Efforts like this seemed to shift public opinion. “In 1992, 88 per cent of Americans believed that global warming was a serious problem, but by 1997 that number had fallen to 42 per cent (with only 28 per cent of Americans thinking immediate action was needed),” the lawsuit reads.
Simons said that during a June lawsuit hearing in Colorado, Suncor disputed being a member of the American Petroleum Institute. Suncor would not clarify this issue when asked by The Tyee. Reports on the company’s website do not include mention of any membership in the American Petroleum Institute and the industry association’s website doesn’t list Suncor as a member. But a 2016 “Sustainability Report” filed by Suncor describes the oilsands company as “a participant in the development of policy positions and contributes to the outcomes of [American Petroleum Institute] meetings.”
“The reason they’re trying to deny their involvement in API is because they know that being involved in API puts them on the hook for knowledge of climate change and the science behind it dating back decades... and also the climate denial,” Simons alleges.
Though the Colorado lawsuit was filed in 2018, it has been tied up ever since in legal disputes over whether the trial should be heard in state or federal court.

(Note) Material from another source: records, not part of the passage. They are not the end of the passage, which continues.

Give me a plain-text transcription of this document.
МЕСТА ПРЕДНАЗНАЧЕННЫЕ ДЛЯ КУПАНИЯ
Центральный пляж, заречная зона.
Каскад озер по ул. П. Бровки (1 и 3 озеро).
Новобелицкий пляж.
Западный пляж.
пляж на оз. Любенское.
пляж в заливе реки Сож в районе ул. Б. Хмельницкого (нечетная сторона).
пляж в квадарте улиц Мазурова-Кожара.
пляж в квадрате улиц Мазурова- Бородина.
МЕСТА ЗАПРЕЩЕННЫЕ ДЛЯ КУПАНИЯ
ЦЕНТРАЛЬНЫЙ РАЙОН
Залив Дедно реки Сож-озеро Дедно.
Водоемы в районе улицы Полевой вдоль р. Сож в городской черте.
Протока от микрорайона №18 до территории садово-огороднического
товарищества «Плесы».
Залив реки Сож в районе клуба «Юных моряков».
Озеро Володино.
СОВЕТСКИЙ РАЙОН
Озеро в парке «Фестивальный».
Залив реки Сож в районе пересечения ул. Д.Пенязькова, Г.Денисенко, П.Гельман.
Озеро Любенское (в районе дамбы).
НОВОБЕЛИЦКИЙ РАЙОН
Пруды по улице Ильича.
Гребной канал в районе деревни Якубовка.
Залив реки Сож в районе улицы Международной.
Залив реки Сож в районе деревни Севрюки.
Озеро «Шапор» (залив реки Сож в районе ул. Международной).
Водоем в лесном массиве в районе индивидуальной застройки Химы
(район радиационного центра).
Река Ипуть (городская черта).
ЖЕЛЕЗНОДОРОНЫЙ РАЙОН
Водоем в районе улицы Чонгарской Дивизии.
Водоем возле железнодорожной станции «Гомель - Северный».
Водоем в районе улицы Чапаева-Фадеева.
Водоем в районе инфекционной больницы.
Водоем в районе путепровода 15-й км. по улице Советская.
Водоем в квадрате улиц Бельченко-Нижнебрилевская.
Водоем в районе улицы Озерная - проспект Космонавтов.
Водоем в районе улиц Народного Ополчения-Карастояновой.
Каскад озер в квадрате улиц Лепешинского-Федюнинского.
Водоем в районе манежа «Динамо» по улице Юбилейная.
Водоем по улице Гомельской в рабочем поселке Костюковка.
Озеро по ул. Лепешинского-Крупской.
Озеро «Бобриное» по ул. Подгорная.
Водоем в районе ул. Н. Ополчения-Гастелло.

Lawyers for Exxon and Suncor are pushing for federal court. This is considered a more favourable venue for the industry because judges there have dismissed climate lawsuits on the grounds that fixing climate change is a job for Congress and the White House and not federal judges.
But in June, the U.S. Court of Appeals for the Tenth Circuit rejected a challenge from Exxon and Suncor and ruled that the Colorado lawsuit can proceed in state court. If that decision survives an additional legal challenge from the oil companies, then the lawsuit can move into the pre-trial discovery phase, where attorneys for both sides gather documents, witnesses and other evidence to support their arguments. This in itself is a time-consuming process that could take years.
Despite the legal complexities, Bookbinder said, what the plaintiffs are trying to prove for the first time in U.S. court is simple: Leading oil companies knew about the dangers of climate change decades before the general public, made huge profits selling gasoline and diesel while ignoring and concealing the environmental consequences and then passed off the heavy costs of disasters and abnormal weather onto cities like Boulder.
“We’re not trying to stop Suncor and Exxon from selling anything,” he said. “They can produce and market and sell as much as they want. What we’re saying is, the people who are making the fuel and making money off the fuel, have to pay for the problem.”